Less then 12 hours and already a gun control thread
I may as well contribute my two cents
People want gun control to stop crime
A law to stop criminals is like a cake to stop a fat person
The point about criminals is that they will break the law
[QUOTE=ojcoolj;40227412]Less then 12 hours and already a gun control thread
I may as well contribute my two cents
People want gun control to stop crime
A law to stop criminals is like a cake to stop a fat person
The point about criminals is that they will break the law[/QUOTE]
People want gun control to make it harder for criminals to do crimes.
[QUOTE=deadoon;40227163]Canada, mexico, people who go to hardware stores... If someone want's to shoot someone, they can make all the components, down to the bullet themselves if needed, or they can make .22 rounds out of [URL="http://en.wikipedia.org/wiki/Powder-actuated_tool"]ballistic nail-gun cartridges[/URL].[/QUOTE]

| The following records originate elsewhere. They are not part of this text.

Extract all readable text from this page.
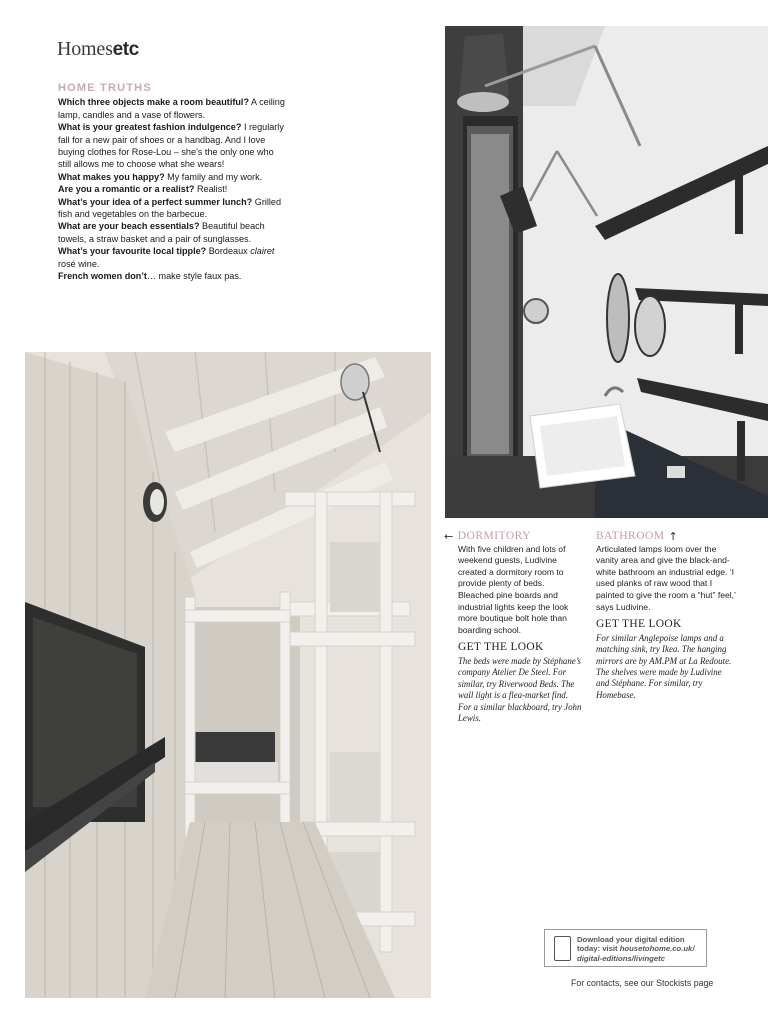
Homesetc
HOME TRUTHS

Which three objects make a room beautiful? A ceiling lamp, candles and a vase of flowers.

What is your greatest fashion indulgence? I regularly fall for a new pair of shoes or a handbag. And I love buying clothes for Rose-Lou – she’s the only one who still allows me to choose what she wears!

What makes you happy? My family and my work.

Are you a romantic or a realist? Realist!

What’s your idea of a perfect summer lunch? Grilled fish and vegetables on the barbecue.

What are your beach essentials? Beautiful beach towels, a straw basket and a pair of sunglasses.

What’s your favourite local tipple? Bordeaux clairet rosé wine.

French women don’t… make style faux pas.

← DORMITORY
With five children and lots of weekend guests, Ludivine created a dormitory room to provide plenty of beds. Bleached pine boards and industrial lights keep the look more boutique bolt hole than boarding school.
GET THE LOOK
The beds were made by Stéphane’s company Atelier De Steel. For similar, try Riverwood Beds. The wall light is a flea-market find. For a similar blackboard, try John Lewis.
BATHROOM ↑
Articulated lamps loom over the vanity area and give the black-and-white bathroom an industrial edge. ‘I used planks of raw wood that I painted to give the room a “hut” feel,’ says Ludivine.
GET THE LOOK
For similar Anglepoise lamps and a matching sink, try Ikea. The hanging mirrors are by AM.PM at La Redoute. The shelves were made by Ludivine and Stéphane. For similar, try Homebase.
Download your digital edition
today: visit housetohome.co.uk/ digital-editions/livingetc
For contacts, see our Stockists page
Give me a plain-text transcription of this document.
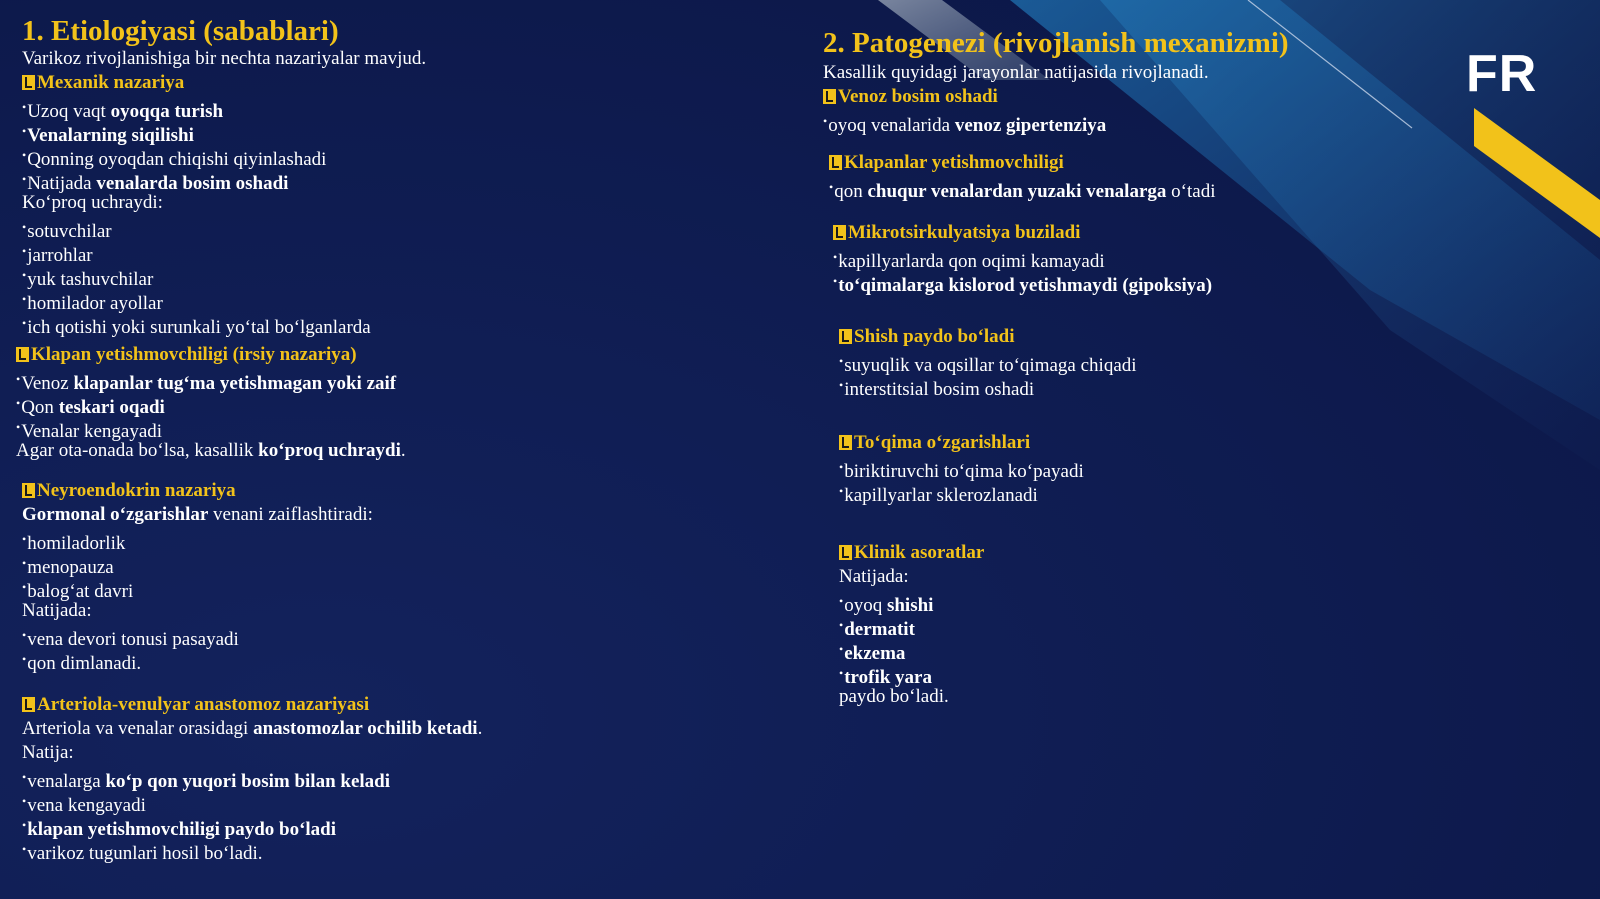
FR
1. Etiologiyasi (sabablari)
Varikoz rivojlanishiga bir nechta nazariyalar mavjud.
Mexanik nazariya
•Uzoq vaqt oyoqqa turish
•Venalarning siqilishi
•Qonning oyoqdan chiqishi qiyinlashadi
•Natijada venalarda bosim oshadi
Ko‘proq uchraydi:
•sotuvchilar
•jarrohlar
•yuk tashuvchilar
•homilador ayollar
•ich qotishi yoki surunkali yo‘tal bo‘lganlarda
Klapan yetishmovchiligi (irsiy nazariya)
•Venoz klapanlar tug‘ma yetishmagan yoki zaif
•Qon teskari oqadi
•Venalar kengayadi
Agar ota-onada bo‘lsa, kasallik ko‘proq uchraydi.
Neyroendokrin nazariya
Gormonal o‘zgarishlar venani zaiflashtiradi:
•homiladorlik
•menopauza
•balog‘at davri
Natijada:
•vena devori tonusi pasayadi
•qon dimlanadi.
Arteriola-venulyar anastomoz nazariyasi
Arteriola va venalar orasidagi anastomozlar ochilib ketadi.
Natija:
•venalarga ko‘p qon yuqori bosim bilan keladi
•vena kengayadi
•klapan yetishmovchiligi paydo bo‘ladi
•varikoz tugunlari hosil bo‘ladi.
2. Patogenezi (rivojlanish mexanizmi)
Kasallik quyidagi jarayonlar natijasida rivojlanadi.
Venoz bosim oshadi
•oyoq venalarida venoz gipertenziya
Klapanlar yetishmovchiligi
•qon chuqur venalardan yuzaki venalarga o‘tadi
Mikrotsirkulyatsiya buziladi
•kapillyarlarda qon oqimi kamayadi
•to‘qimalarga kislorod yetishmaydi (gipoksiya)
Shish paydo bo‘ladi
•suyuqlik va oqsillar to‘qimaga chiqadi
•interstitsial bosim oshadi
To‘qima o‘zgarishlari
•biriktiruvchi to‘qima ko‘payadi
•kapillyarlar sklerozlanadi
Klinik asoratlar
Natijada:
•oyoq shishi
•dermatit
•ekzema
•trofik yara
paydo bo‘ladi.
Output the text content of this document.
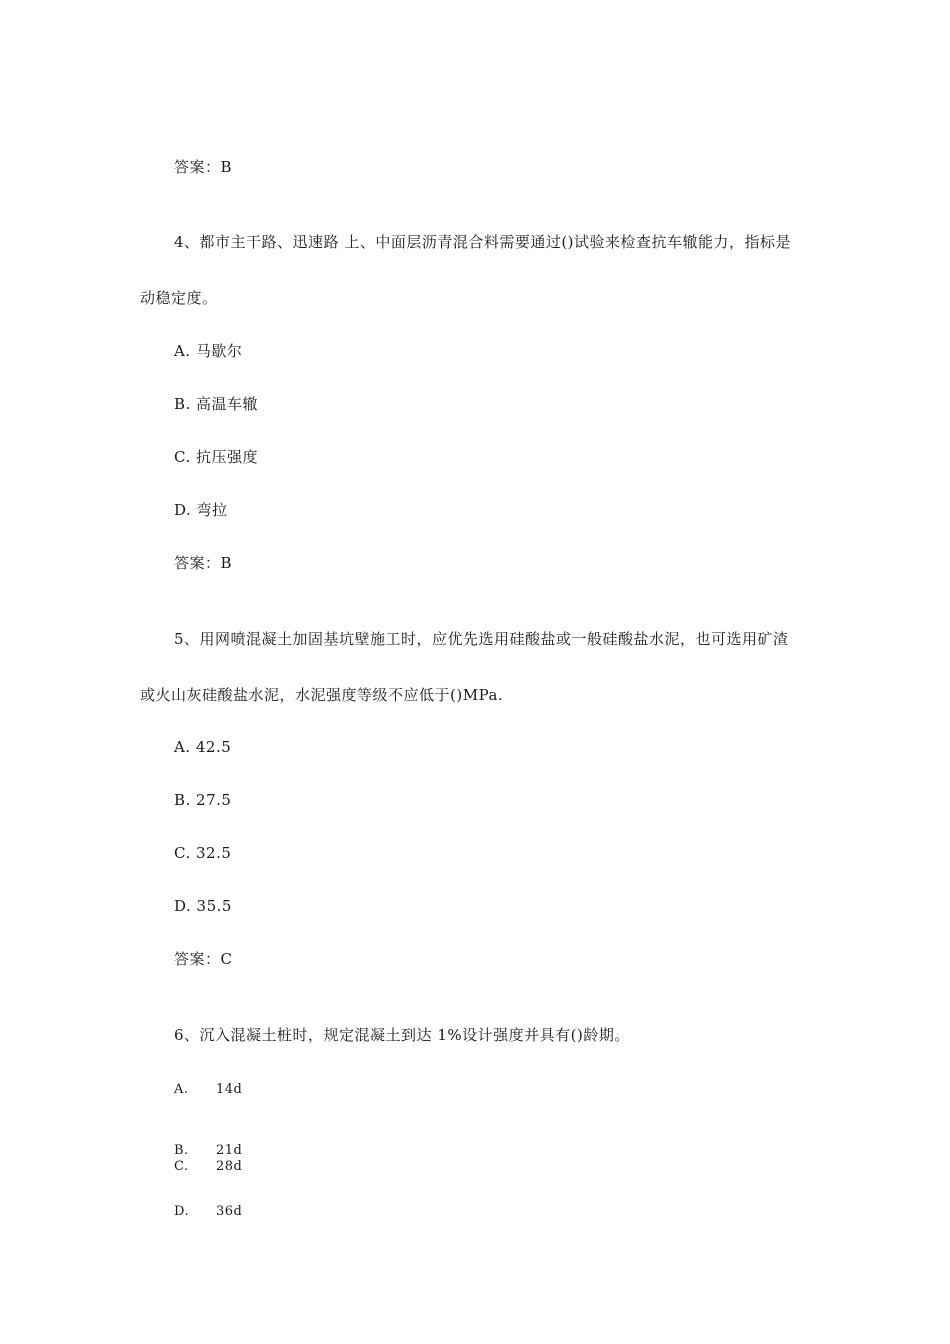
答案：B
4、都市主干路、迅速路 上、中面层沥青混合料需要通过()试验来检查抗车辙能力，指标是
动稳定度。
A. 马歇尔
B. 高温车辙
C. 抗压强度
D. 弯拉
答案：B
5、用网喷混凝土加固基坑壁施工时，应优先选用硅酸盐或一般硅酸盐水泥，也可选用矿渣
或火山灰硅酸盐水泥，水泥强度等级不应低于()MPa.
A. 42.5
B. 27.5
C. 32.5
D. 35.5
答案：C
6、沉入混凝土桩时，规定混凝土到达 1%设计强度并具有()龄期。
A. 14d
B. 21d
C. 28d
D. 36d
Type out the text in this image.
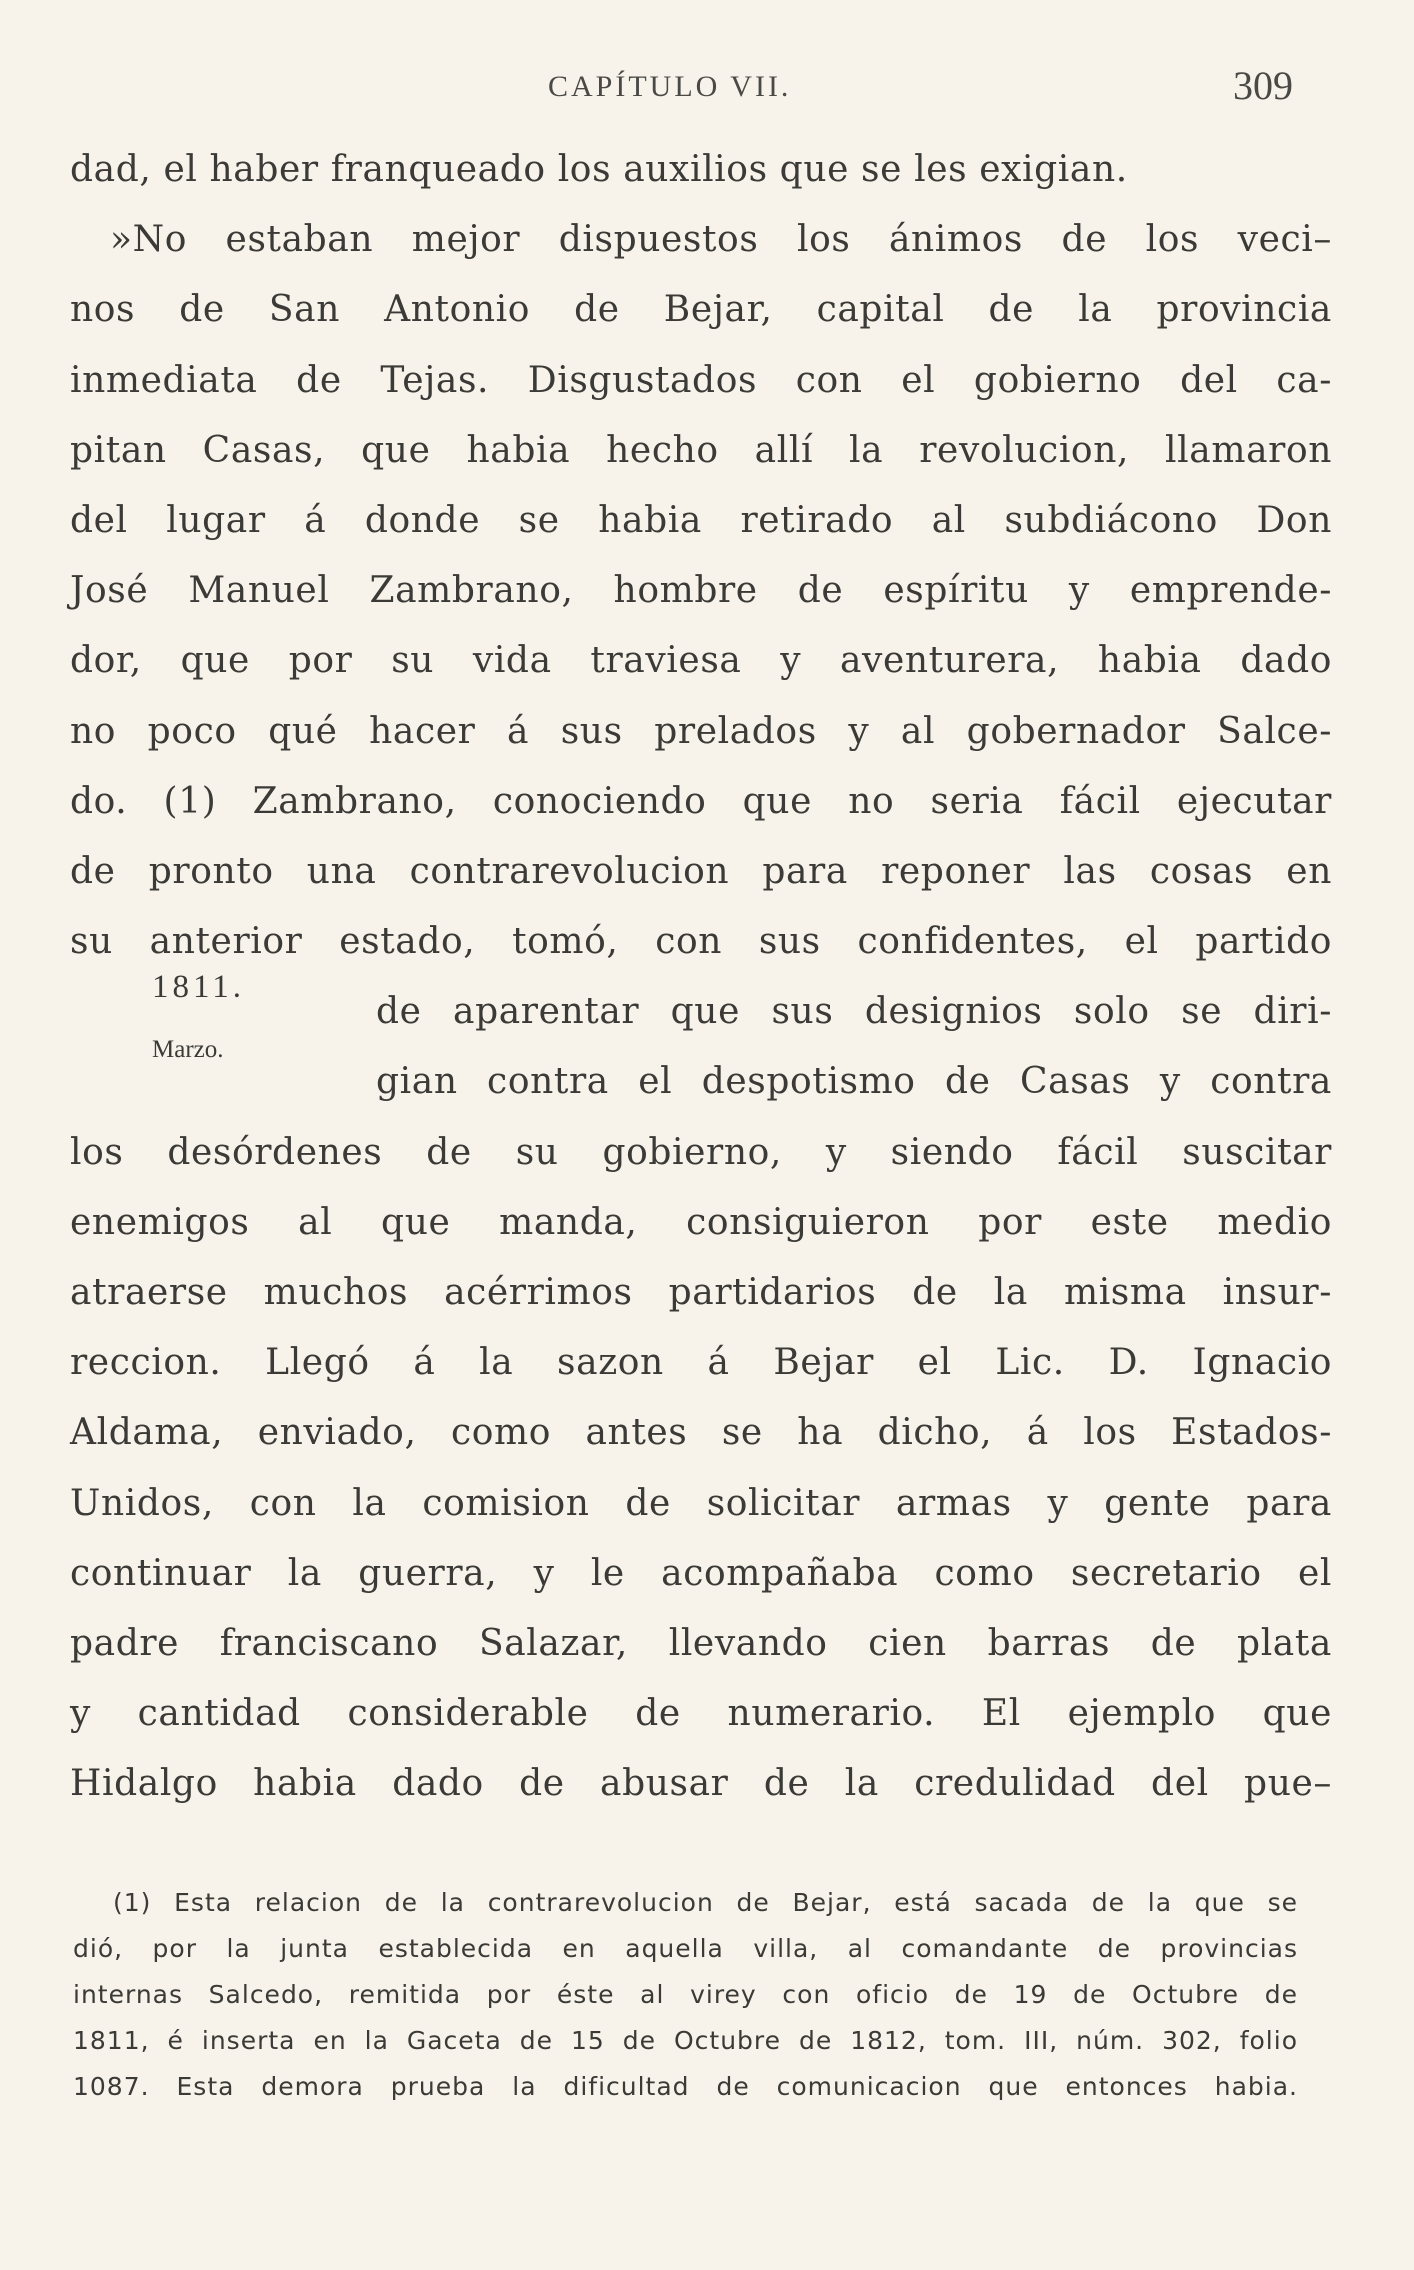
CAPÍTULO VII.	309
1811.
Marzo.
dad, el haber franqueado los auxilios que se les exigian.
»No estaban mejor dispuestos los ánimos de los veci–
nos de San Antonio de Bejar, capital de la provincia
inmediata de Tejas. Disgustados con el gobierno del ca-
pitan Casas, que habia hecho allí la revolucion, llamaron
del lugar á donde se habia retirado al subdiácono Don
José Manuel Zambrano, hombre de espíritu y emprende-
dor, que por su vida traviesa y aventurera, habia dado
no poco qué hacer á sus prelados y al gobernador Salce-
do. (1) Zambrano, conociendo que no seria fácil ejecutar
de pronto una contrarevolucion para reponer las cosas en
su anterior estado, tomó, con sus confidentes, el partido
de aparentar que sus designios solo se diri-
gian contra el despotismo de Casas y contra
los desórdenes de su gobierno, y siendo fácil suscitar
enemigos al que manda, consiguieron por este medio
atraerse muchos acérrimos partidarios de la misma insur-
reccion. Llegó á la sazon á Bejar el Lic. D. Ignacio
Aldama, enviado, como antes se ha dicho, á los Estados-
Unidos, con la comision de solicitar armas y gente para
continuar la guerra, y le acompañaba como secretario el
padre franciscano Salazar, llevando cien barras de plata
y cantidad considerable de numerario. El ejemplo que
Hidalgo habia dado de abusar de la credulidad del pue–
(1) Esta relacion de la contrarevolucion de Bejar, está sacada de la que se
dió, por la junta establecida en aquella villa, al comandante de provincias
internas Salcedo, remitida por éste al virey con oficio de 19 de Octubre de
1811, é inserta en la Gaceta de 15 de Octubre de 1812, tom. III, núm. 302, folio
1087. Esta demora prueba la dificultad de comunicacion que entonces habia.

Doubt the less hardcore criminals would sport a firearm if it gets that difficult.
And the more hardcore ones are more concerned about using it sparingly.
[QUOTE=coldroll5;40227578]People want gun control to make it harder for criminals to do crimes.[/QUOTE]
Well, more exactly so the supply line of guns going to criminals gets severed
[QUOTE=LordCrypto;40221716]hi
[t]http://andysgunthoughts.files.wordpress.com/2010/05/img_1933.jpg[/t][/QUOTE]
By this logic people who spend time customizing their motor vehicles with silly shit are treating them like toys too, but I don't see you calling them idiots, despite the fact that motor vehicle accidents resulting in serious injury or death and deaths caused by people speeding far outweigh accidental firearm injury/death.
[QUOTE=JaegerMonster;40229893]By this logic people who spend time customizing their motor vehicles with silly shit are treating them like toys too, but I don't see you calling them idiots, despite the fact that motor vehicle accidents resulting in serious injury or death and deaths caused by people speeding far outweigh accidental firearm injury/death.[/QUOTE]
You're comparing something which is mainly designed with transporting people or goods (with a side effect of it potentially happening at dangerous speeds) in mind, to something that were pretty damn much designed with killing as first priority.
[QUOTE=JaegerMonster;40229893]By this logic people who spend time customizing their motor vehicles with silly shit are treating them like toys too, but I don't see you calling them idiots, despite the fact that motor vehicle accidents resulting in serious injury or death and deaths caused by people speeding far outweigh accidental firearm injury/death.[/QUOTE]
This argument is all kinds of retarded because a car or any vehicle's purpose is not a weapon. You could apply the same argument to escalators, elevators, planes, boats, even space shuttles. Anything going at a high speed with a ton of mass behind it is dangerous, but its' usefulness in society for the public far outweighs guns.
[QUOTE=JaegerMonster;40229893]By this logic people who spend time customizing their motor vehicles with silly shit are treating them like toys too, but I don't see you calling them idiots, despite the fact that motor vehicle accidents resulting in serious injury or death and deaths caused by people speeding far outweigh accidental firearm injury/death.[/QUOTE]
It's also a thread about guns, why would he argue about people not taking their cars seriously? I think driving responsebility is huge problem, but we're not talking about cars.